ぜってェに突き止めてそりゃもう再起不能に…
「キッド君」
………
ふと隣りのキラーを見れば、奴は黙々とおれが机にぶちまけた牛乳を拭いていた。
「はぁ……、好きな人とか、いるのでしょうか…キッド君」
「おい」
「ひぃっ!!!、っ、え、あ…!!ユ、ユース、タス君…?!」
「………」
「どう、したんですか?
あ、牛乳パックが…」
「今おれの名前呼んだろ」
「!!!、……えっ、い、や、…呼んで無い…です、よ…?」
「いや、呼んだ」
「…やっ、え、と…………あっ!はい、そういえば言いました。『ユースタスく…
「違ェ!『キッド』っつたろ!」
「…!……っ………す、いません……勝手に、慣れなれしく、名前なんか、呼んで…しまって…本当に……」
もう…、と見る間に萎縮する彼女の目に溜まっていく涙が見え、ふと我にかえる。
「や、あ、その、別にそれは、構わねェっつーか、むしろ呼んでもらいたいっつーか…」
「……え?」
「っ…!!!い、いや、何でもねェ…!」
スパコーン!
何を口走ってんだおれは…と正気に戻ってもう自分の席に戻ろうとしたら、正気も失う様な衝撃が頭に響いた。

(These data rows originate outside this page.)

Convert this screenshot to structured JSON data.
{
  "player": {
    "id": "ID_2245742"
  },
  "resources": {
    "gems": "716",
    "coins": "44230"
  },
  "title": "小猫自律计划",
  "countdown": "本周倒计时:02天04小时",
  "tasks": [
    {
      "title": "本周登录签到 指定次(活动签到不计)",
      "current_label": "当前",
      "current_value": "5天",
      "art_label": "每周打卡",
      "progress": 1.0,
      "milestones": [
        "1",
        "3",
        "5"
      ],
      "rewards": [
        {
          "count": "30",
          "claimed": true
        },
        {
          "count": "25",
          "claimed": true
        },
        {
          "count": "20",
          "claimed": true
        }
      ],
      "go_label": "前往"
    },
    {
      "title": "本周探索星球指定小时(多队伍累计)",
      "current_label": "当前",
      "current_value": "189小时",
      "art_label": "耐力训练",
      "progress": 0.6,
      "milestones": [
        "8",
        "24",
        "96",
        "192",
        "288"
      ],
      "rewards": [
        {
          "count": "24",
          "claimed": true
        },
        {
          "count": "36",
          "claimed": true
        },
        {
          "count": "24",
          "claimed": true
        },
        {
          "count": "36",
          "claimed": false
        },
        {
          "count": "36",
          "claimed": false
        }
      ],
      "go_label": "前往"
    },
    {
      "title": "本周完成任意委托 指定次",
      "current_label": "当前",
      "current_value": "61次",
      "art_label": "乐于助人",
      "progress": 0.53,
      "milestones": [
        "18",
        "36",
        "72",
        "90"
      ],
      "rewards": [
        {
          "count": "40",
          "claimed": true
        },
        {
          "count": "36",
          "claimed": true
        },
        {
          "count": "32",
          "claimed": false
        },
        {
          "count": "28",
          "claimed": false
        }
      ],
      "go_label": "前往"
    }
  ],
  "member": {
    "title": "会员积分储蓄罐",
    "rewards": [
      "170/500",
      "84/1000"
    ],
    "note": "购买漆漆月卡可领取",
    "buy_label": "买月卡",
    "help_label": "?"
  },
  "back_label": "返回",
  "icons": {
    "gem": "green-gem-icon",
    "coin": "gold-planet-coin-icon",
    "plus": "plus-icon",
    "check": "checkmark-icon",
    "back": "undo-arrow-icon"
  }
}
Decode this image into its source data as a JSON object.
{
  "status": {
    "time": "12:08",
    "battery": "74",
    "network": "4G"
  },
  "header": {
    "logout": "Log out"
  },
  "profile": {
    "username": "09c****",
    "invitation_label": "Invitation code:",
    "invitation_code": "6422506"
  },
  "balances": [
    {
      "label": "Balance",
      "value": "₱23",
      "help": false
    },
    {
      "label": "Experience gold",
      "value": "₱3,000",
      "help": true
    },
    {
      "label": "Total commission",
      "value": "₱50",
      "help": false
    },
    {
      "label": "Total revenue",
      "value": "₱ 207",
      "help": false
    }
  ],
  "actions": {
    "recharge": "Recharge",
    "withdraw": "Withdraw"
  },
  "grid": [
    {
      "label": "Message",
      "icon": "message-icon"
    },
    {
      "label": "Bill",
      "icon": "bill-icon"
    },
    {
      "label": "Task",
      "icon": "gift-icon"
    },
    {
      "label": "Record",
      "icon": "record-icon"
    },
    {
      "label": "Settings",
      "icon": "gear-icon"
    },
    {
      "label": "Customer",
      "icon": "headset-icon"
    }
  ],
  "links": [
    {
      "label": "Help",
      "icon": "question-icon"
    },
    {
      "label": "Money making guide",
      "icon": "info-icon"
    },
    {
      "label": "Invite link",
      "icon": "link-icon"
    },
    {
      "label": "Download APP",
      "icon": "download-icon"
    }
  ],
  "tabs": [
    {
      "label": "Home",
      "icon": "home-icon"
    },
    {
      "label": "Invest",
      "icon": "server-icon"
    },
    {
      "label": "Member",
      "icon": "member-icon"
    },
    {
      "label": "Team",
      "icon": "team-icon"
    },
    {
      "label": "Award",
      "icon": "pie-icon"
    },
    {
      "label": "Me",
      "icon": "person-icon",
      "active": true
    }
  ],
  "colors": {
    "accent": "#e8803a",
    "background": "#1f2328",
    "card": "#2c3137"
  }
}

と思ったら、おれの手の中にあったはずの牛乳パックが窓の外に消えていった。
「ってェ…!何しやがんだこの銭ゲバみかんオンナァ…!!」
「うるっさいわね。時代遅れのヤンキーみたいな格好して。そんな言葉使いしてると嫌われるわよ」
「っ…!!」
このアマぜってェいつか泣かしてやる…!
「どうでもいいけどさっさと拾って来なさいよ、あんたの牛乳パック」
「はァ!?お前が投げ捨てたんだろうが、何で俺が行かなきゃならねェ…」
「名無しさんいっといで!」
「は、はいっ…!」
「えェ!?、何でアイツが行くんだよ」
「あの子は柔順だからね。命令されたら思わず動いちゃうのよ。
それにしてもいいの?好きな女に自分の捨てたゴミ拾いに行かせて」
「そんなのいいわけ、はァァァっ!??!?っ、……なっ、…お、し、…」
「『なんで、おまえ、しってんだよ』って?
そんなのあんたら見てれば幼稚園児だって分かるわ!互いに頬染めていじらしいったらありゃしない。いじらし過ぎて見てる方はイライラするくらいよ。
まぁ、とにかく早く行ったら?あんな可愛い子が1人でフラフラしてたら直ぐに連れてかれちゃうわよ?」
いいの?なんて言いやがるみかん女の顔にハラワタがむず痒くなったが、そんな事に構っている場合じゃなかった。
「んなの、いいわけねェだろ!」
「ふぅ、本当に世話のやけること。